I hear you
I'm sorry for the lack of photos this week. While I haven't physically been in the same room with the group of six, I have been telephonically glued to them, almost constantly.
Number one on the agenda was getting Emmanuel's public defender, not to be confused with his other three lawyers, to pick up the phone. The other three lawywers told me that only this lady, let's call her Antonacci because um that's her name, had to handle this case against Emmanuel because her name is on the accusation against him as his court appointed advocate. I tried not to bother her. I emailed her. Twice. When that failed, I texted. When that failed, I had Emmanuel and Job call her. She told them to call one of his other lawyers. Then I called her and she told me she couldn't talk. Then I called her again and she said she wasn't the right person, and she kept saying that until she, herself, the very same Antonacci, realized that she was the right person. I got an appointment time with her after a prolonged negotiation between both of our calendars. Just when I was getting ready to celebrate, and after two lengthy phone calls with Job and Emmanuel to explain what had gone down, she called me again. Mannaggia!
It turns out that what happened a year ago, my young Sherlocks, was that Emmanuel was asked for his document by some police. He gave it to them, but said that he didn't understand or speak Italian. The police then saw it fit to charge him with not having a document, despite the fact that he had handed them his stay permit document, and then told him not to come back to Lucca for one year. Since Emmanuel doesn't read Italian, he did not realize, and neither did we, that the accusation against him was not a real order to stay out of Lucca. Those exist for sure, as Job once received one, but this was just a pretend order. Therefore Emmanuel has been afraid of violating that order and has not entered Lucca for one year for nothing. The lawyer then cancelled our appointment, explaining to me that the case against him will not get before a judge for another year or two. There is nothing she can do until that time. If he had a notice banning him from Lucca, she could have cleared that, but none of us see any evidence that there ever was such an official decree in writing.
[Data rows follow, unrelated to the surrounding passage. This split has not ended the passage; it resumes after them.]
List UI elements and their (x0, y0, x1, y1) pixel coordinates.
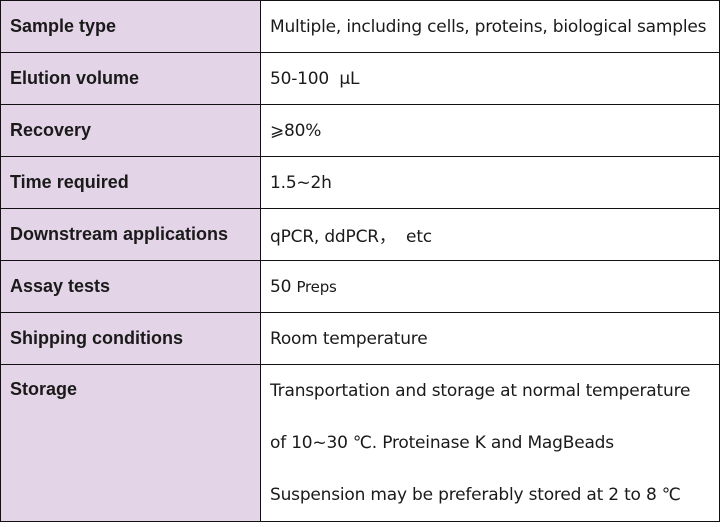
assay-unit: Preps (296, 277, 337, 296)
row-value: Transportation and storage at normal tem… (260, 364, 720, 522)
storage-line: of 10~30 ℃. Proteinase K and MagBeads (270, 433, 614, 453)
table-row: Downstream applications qPCR, ddPCR， etc (0, 208, 720, 261)
row-label: Shipping conditions (0, 312, 261, 365)
table-row: Elution volume 50-100 μL (0, 52, 720, 105)
row-label: Time required (0, 156, 261, 209)
row-value: Multiple, including cells, proteins, bio… (260, 0, 720, 53)
table-row: Recovery ⩾80% (0, 104, 720, 157)
row-value: 50-100 μL (260, 52, 720, 105)
row-label: Downstream applications (0, 208, 261, 261)
row-value: 1.5~2h (260, 156, 720, 209)
row-value: qPCR, ddPCR， etc (260, 208, 720, 261)
row-value: ⩾80% (260, 104, 720, 157)
row-label: Assay tests (0, 260, 261, 313)
row-label: Sample type (0, 0, 261, 53)
storage-line: Transportation and storage at normal tem… (270, 381, 691, 401)
table-row: Storage Transportation and storage at no… (0, 364, 720, 522)
table-row: Shipping conditions Room temperature (0, 312, 720, 365)
row-label: Storage (0, 364, 261, 522)
assay-count: 50 (270, 276, 292, 297)
row-value: Room temperature (260, 312, 720, 365)
storage-line: Suspension may be preferably stored at 2… (270, 485, 681, 505)
table-row: Time required 1.5~2h (0, 156, 720, 209)
table-row: Sample type Multiple, including cells, p… (0, 0, 720, 53)
row-label: Recovery (0, 104, 261, 157)
row-value: 50 Preps (260, 260, 720, 313)
row-label: Elution volume (0, 52, 261, 105)
table-row: Assay tests 50 Preps (0, 260, 720, 313)
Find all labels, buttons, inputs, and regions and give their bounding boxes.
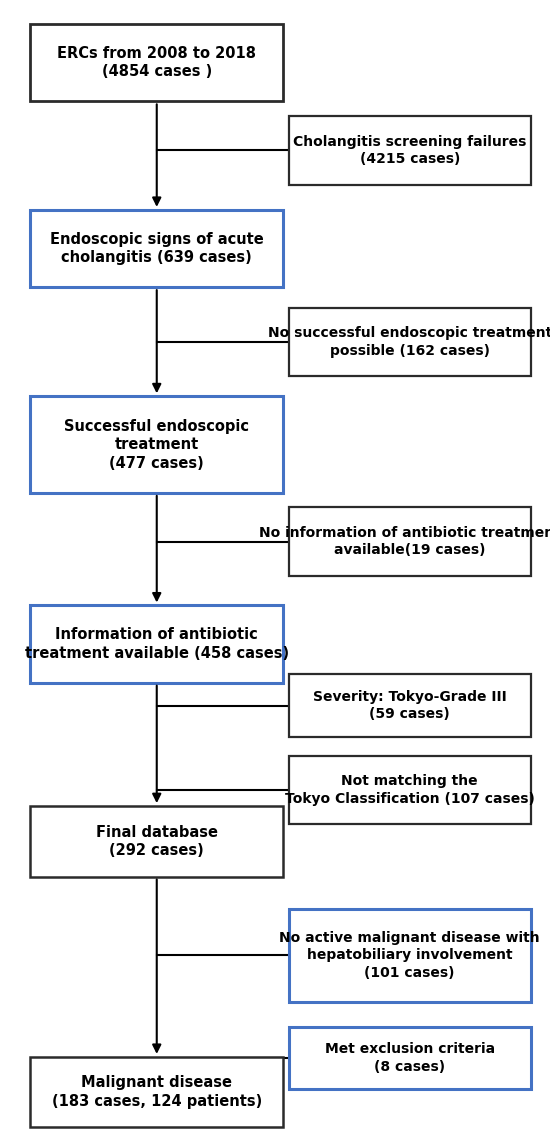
FancyBboxPatch shape	[289, 756, 531, 824]
FancyBboxPatch shape	[30, 806, 283, 877]
Text: Endoscopic signs of acute
cholangitis (639 cases): Endoscopic signs of acute cholangitis (6…	[50, 231, 263, 266]
Text: Cholangitis screening failures
(4215 cases): Cholangitis screening failures (4215 cas…	[293, 135, 526, 166]
Text: Successful endoscopic
treatment
(477 cases): Successful endoscopic treatment (477 cas…	[64, 418, 249, 471]
FancyBboxPatch shape	[289, 909, 531, 1002]
FancyBboxPatch shape	[30, 605, 283, 683]
Text: Not matching the
Tokyo Classification (107 cases): Not matching the Tokyo Classification (1…	[285, 774, 535, 806]
Text: No active malignant disease with
hepatobiliary involvement
(101 cases): No active malignant disease with hepatob…	[279, 931, 540, 979]
FancyBboxPatch shape	[289, 507, 531, 576]
Text: Malignant disease
(183 cases, 124 patients): Malignant disease (183 cases, 124 patien…	[52, 1075, 262, 1109]
Text: ERCs from 2008 to 2018
(4854 cases ): ERCs from 2008 to 2018 (4854 cases )	[57, 46, 256, 80]
Text: Severity: Tokyo-Grade III
(59 cases): Severity: Tokyo-Grade III (59 cases)	[313, 690, 507, 722]
Text: Information of antibiotic
treatment available (458 cases): Information of antibiotic treatment avai…	[25, 627, 289, 661]
Text: Final database
(292 cases): Final database (292 cases)	[96, 824, 218, 858]
Text: Met exclusion criteria
(8 cases): Met exclusion criteria (8 cases)	[324, 1042, 495, 1074]
FancyBboxPatch shape	[30, 397, 283, 492]
Text: No successful endoscopic treatment
possible (162 cases): No successful endoscopic treatment possi…	[268, 326, 550, 358]
Text: No information of antibiotic treatment
available(19 cases): No information of antibiotic treatment a…	[259, 526, 550, 557]
FancyBboxPatch shape	[30, 210, 283, 287]
FancyBboxPatch shape	[289, 674, 531, 738]
FancyBboxPatch shape	[30, 24, 283, 101]
FancyBboxPatch shape	[30, 1057, 283, 1127]
FancyBboxPatch shape	[289, 116, 531, 185]
FancyBboxPatch shape	[289, 1026, 531, 1090]
FancyBboxPatch shape	[289, 308, 531, 376]
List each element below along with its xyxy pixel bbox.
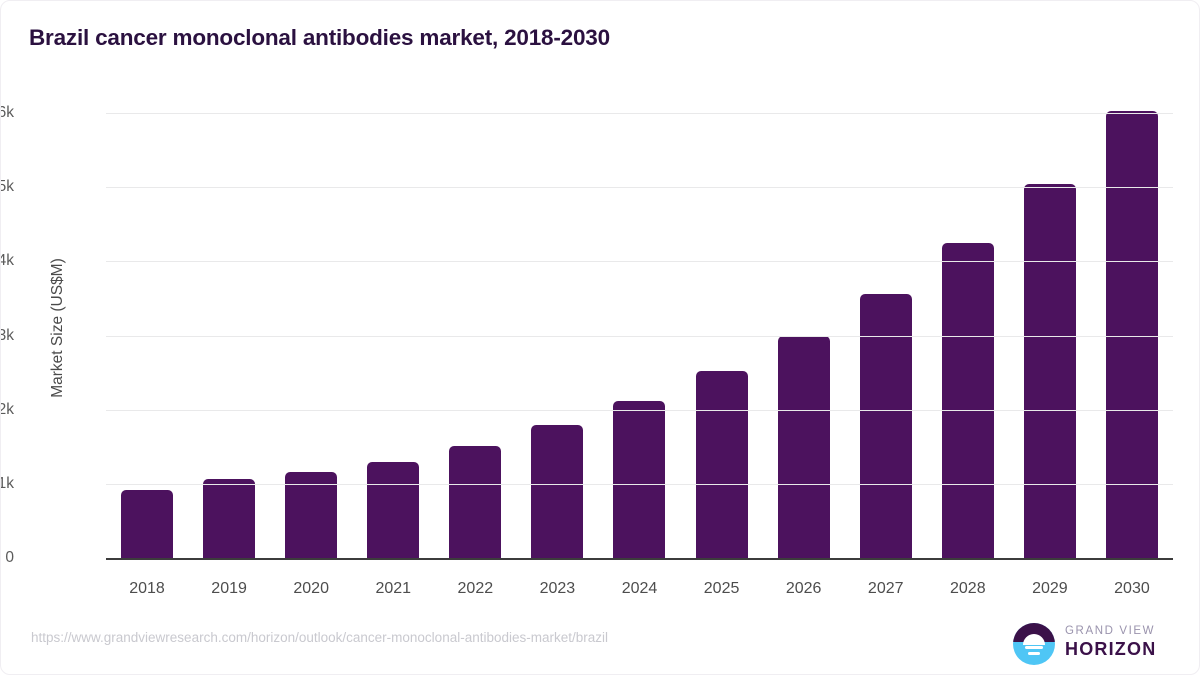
bar-2026[interactable] xyxy=(777,335,830,558)
gridline xyxy=(106,261,1173,263)
page-title: Brazil cancer monoclonal antibodies mark… xyxy=(29,25,610,50)
logo-line-horizon: HORIZON xyxy=(1065,639,1157,659)
logo-bar-upper xyxy=(1025,646,1043,650)
bar-slot xyxy=(188,113,270,558)
x-axis-tick-label: 2020 xyxy=(293,580,329,597)
bar-2022[interactable] xyxy=(449,446,502,558)
x-axis-tick-label: 2021 xyxy=(375,580,412,597)
logo-text: GRAND VIEW HORIZON xyxy=(1065,625,1156,660)
bar-slot xyxy=(352,113,434,558)
bar-slot xyxy=(1009,113,1091,558)
logo-top-half xyxy=(1013,623,1055,643)
bar-slot xyxy=(763,113,845,558)
y-axis-title: Market Size (US$M) xyxy=(49,258,66,398)
bar-series xyxy=(106,111,1173,558)
bar-2024[interactable] xyxy=(613,400,666,558)
bar-slot xyxy=(516,113,598,558)
logo-line-grand-view: GRAND VIEW xyxy=(1065,625,1156,637)
x-axis-tick-label: 2022 xyxy=(457,580,494,597)
bar-slot xyxy=(270,113,352,558)
bar-slot xyxy=(845,113,927,558)
x-axis-tick-label: 2027 xyxy=(867,580,904,597)
horizon-sun-icon xyxy=(1013,623,1055,665)
x-axis-tick-label: 2023 xyxy=(539,580,576,597)
y-axis-tick-label: 2k xyxy=(1,400,14,418)
x-axis-tick-label: 2029 xyxy=(1032,580,1068,597)
bar-2030[interactable] xyxy=(1105,111,1158,558)
y-axis-tick-label: 5k xyxy=(1,178,14,196)
bar-slot xyxy=(598,113,680,558)
bar-slot xyxy=(681,113,763,558)
bar-slot xyxy=(1091,111,1173,558)
gridline xyxy=(106,113,1173,114)
x-axis-tick-label: 2025 xyxy=(703,580,740,597)
bar-2018[interactable] xyxy=(121,489,174,558)
plot-area: 2018 2019 2020 2021 2022 2023 2024 2025 2026 2027… xyxy=(106,111,1173,597)
y-axis-tick-label: 4k xyxy=(1,252,14,270)
y-axis-tick-label: 1k xyxy=(1,474,14,492)
x-axis-line xyxy=(106,558,1173,560)
y-axis-tick-label: 0 xyxy=(5,549,14,566)
gridline xyxy=(106,409,1173,411)
y-axis-tick-label: 6k xyxy=(1,104,14,121)
bar-slot xyxy=(434,113,516,558)
bar-slot xyxy=(106,113,188,558)
bar-2027[interactable] xyxy=(859,294,912,558)
bar-2029[interactable] xyxy=(1023,184,1076,558)
bar-2028[interactable] xyxy=(941,243,994,558)
x-axis-tick-label: 2018 xyxy=(129,580,165,597)
bar-2025[interactable] xyxy=(695,371,748,558)
logo-dome-shape xyxy=(1023,633,1045,645)
grand-view-horizon-logo[interactable]: GRAND VIEW HORIZON xyxy=(1013,621,1173,669)
gridline xyxy=(106,483,1173,485)
logo-bar-lower xyxy=(1028,652,1040,656)
source-url[interactable]: https://www.grandviewresearch.com/horizo… xyxy=(31,630,609,645)
gridline xyxy=(106,187,1173,189)
x-axis-tick-label: 2026 xyxy=(785,580,822,597)
bar-2023[interactable] xyxy=(531,425,584,558)
x-axis-tick-label: 2019 xyxy=(211,580,247,597)
gridline xyxy=(106,335,1173,337)
y-axis-tick-label: 3k xyxy=(1,326,14,344)
x-axis-tick-label: 2024 xyxy=(621,580,658,597)
bar-2021[interactable] xyxy=(367,462,420,558)
x-axis-tick-label: 2028 xyxy=(950,580,986,597)
x-axis-tick-label: 2030 xyxy=(1114,580,1150,597)
bar-2019[interactable] xyxy=(203,479,256,558)
bar-2020[interactable] xyxy=(285,471,338,558)
bar-slot xyxy=(927,113,1009,558)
We had a similiar close call on Sunday afternoon when the police officer telephoned us from the Montecatini police station to figure out how to fill in the paperwork showing that Emmanuel had declared his loss of his temporary stay permit, which he left on the train. Luckily we were able to send her our scanned copies of all his previous documents and impress on her that he is not alone. He has back-up. Ironically, Emmanuel left his bag on the train because of his exhaustion and hunger levels and his desire not to bother me for money. It was tough going to explain to him that this is much more of a bother; that I have money set aside for him to draw from for just this scenario; and that the fanny pack I bought him for his documents is not a fashionn accessory. But Iove Emmanuel. I really really do. Sfigato as he may be.